The use of the phrase “Chinese Taipei” by the International Olympic Committee (IOC) and possibly for Taiwan’s next application to neither “join” nor “return” to the UN is both insulting to Taiwanese and a deliberate Sino/Taipei-centric fudge that excludes pretty much anyone outside Taipei. As the administration of President Ma Ying-jeou (馬英九) is keen on using this title, but also insists on the formal constitutional name — Republic of China — Taiwanese athletes can be forgiven if they are confused about exactly which country or region they will be representing at the Olympic Games.
Furthermore, defining an entire geopolitical area by reference to a culture, or the name of one city in that area — e.g., “British London” — is problematic. Are we now to assume that residents in Taichung, Tainan, Kaohsiung, Taitung, Hualien, Ilan, Penghu, Kinmen, Matsu, Lanyu and Ludao are all Chinese and all nominally from Taipei?
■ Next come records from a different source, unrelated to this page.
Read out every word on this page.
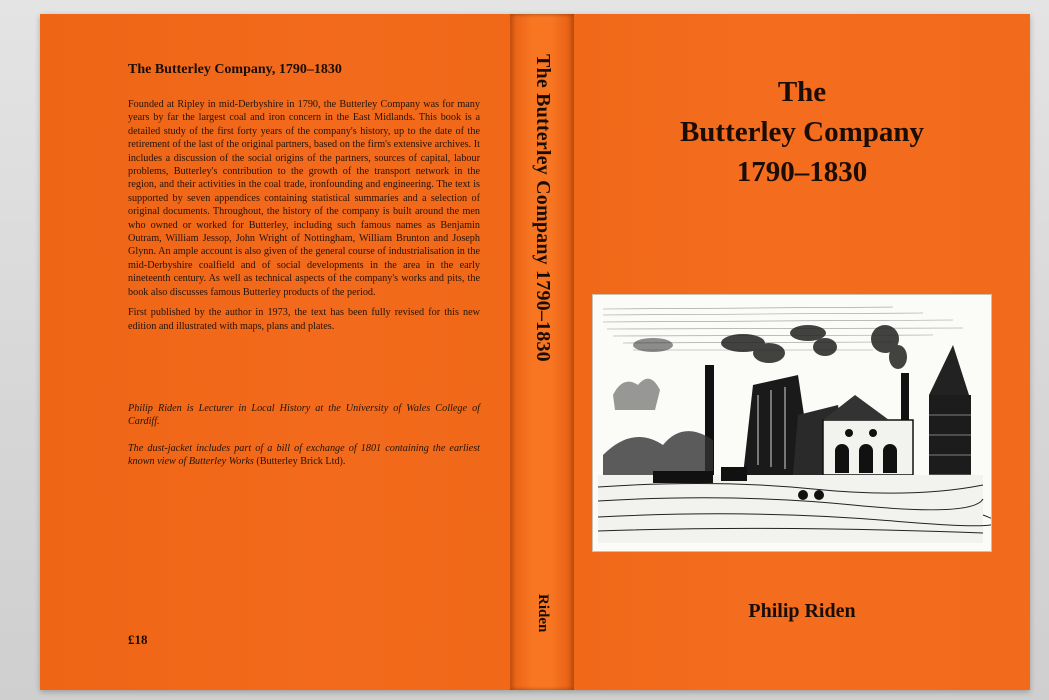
The Butterley Company, 1790–1830

Founded at Ripley in mid-Derbyshire in 1790, the Butterley Company was for many years by far the largest coal and iron concern in the East Midlands. This book is a detailed study of the first forty years of the company's history, up to the date of the retirement of the last of the original partners, based on the firm's extensive archives. It includes a discussion of the social origins of the partners, sources of capital, labour problems, Butterley's contribution to the growth of the transport network in the region, and their activities in the coal trade, ironfounding and engineering. The text is supported by seven appendices containing statistical summaries and a selection of original documents. Throughout, the history of the company is built around the men who owned or worked for Butterley, including such famous names as Benjamin Outram, William Jessop, John Wright of Nottingham, William Brunton and Joseph Glynn. An ample account is also given of the general course of industrialisation in the mid-Derbyshire coalfield and of social developments in the area in the early nineteenth century. As well as technical aspects of the company's works and pits, the book also discusses famous Butterley products of the period.

First published by the author in 1973, the text has been fully revised for this new edition and illustrated with maps, plans and plates.

Philip Riden is Lecturer in Local History at the University of Wales College of Cardiff.
The dust-jacket includes part of a bill of exchange of 1801 containing the earliest known view of Butterley Works (Butterley Brick Ltd).
£18
The Butterley Company 1790–1830
Riden
The
Butterley Company
1790–1830
Philip Riden
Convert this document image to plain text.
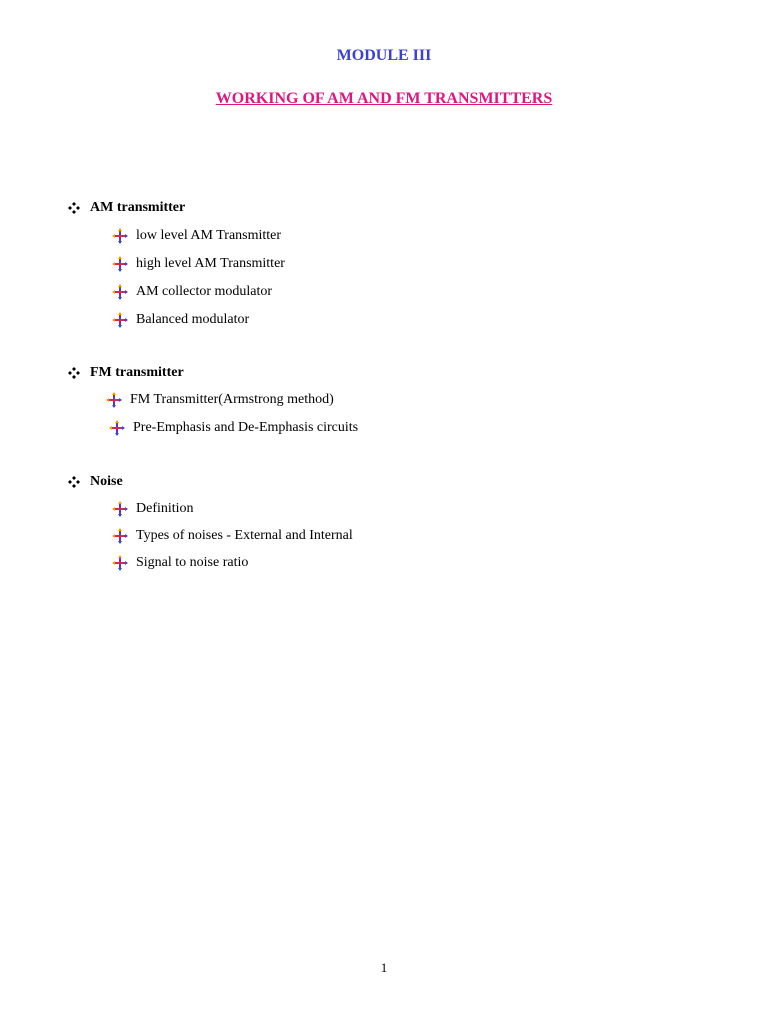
MODULE III
WORKING OF AM AND FM TRANSMITTERS
AM transmitter
low level AM Transmitter
high level AM Transmitter
AM collector modulator
Balanced modulator
FM transmitter
FM Transmitter(Armstrong method)
Pre-Emphasis and De-Emphasis circuits
Noise
Definition
Types of noises - External and Internal
Signal to noise ratio
1
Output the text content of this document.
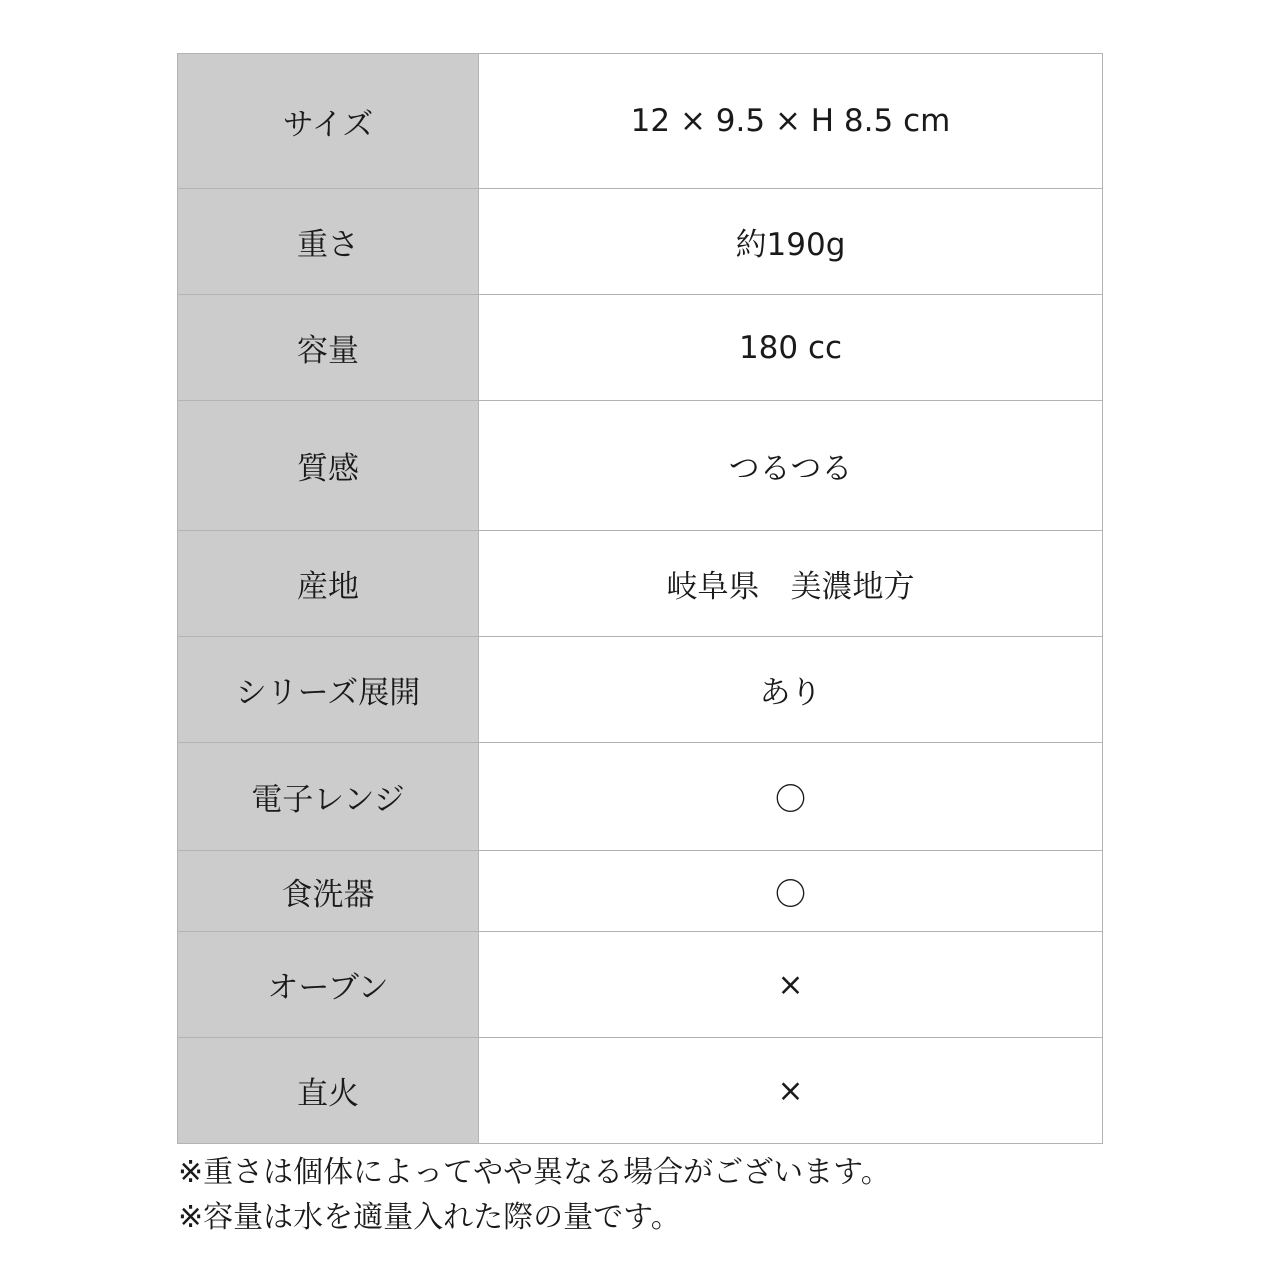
サイズ	12 × 9.5 × H 8.5 cm
重さ	約190g
容量	180 cc
質感	つるつる
産地	岐阜県　美濃地方
シリーズ展開	あり
電子レンジ	〇
食洗器	〇
オーブン	×
直火	×
※重さは個体によってやや異なる場合がございます。
※容量は水を適量入れた際の量です。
If we were to use the name of a city, then why not use “Chinese Taichung?”
To call all people in Taiwan “Chinese” is also wildly inaccurate. Consequently, we should perhaps reformulate the name so that it will better reflect the diversity of cultures and languages in Taiwan. Thus “Austronesian Taidong,” “Hakka Hsinchu” and “Hoklo Tainan” would be equally valid.
While we’re at it, other labels should be changed as well. “Mainland China” could be changed to “Authoritarian Beijing,” Hong Kong to “Cantonese Kowloon” and the US to “Native Peoples’ Washington.”
Furthermore, given the Chinese Nationalist Party’s (KMT) new, Beijing-pleasing anti-Japanese attitude, we should simply refer to Japan as “them.”
More seriously, it is clear that while Ma and the KMT live on Taiwan they think in China, and every ridiculous attempt to avoid using the word Taiwan is just another nail in the coffin of the Taiwanese polity and its people. Despite this, the KMT may soon find out that it is neither them nor Beijing alone who will determine the future of this country, but rather the agent that still holds economic and physical suzerainty over Taiwan: the US.
As it remains in the interest of the US that Taiwan never achieve de jure statehood or unification with China, no amount of political goodwill, name changing, begging or pleading will move this country out of its ambiguous “status quo.”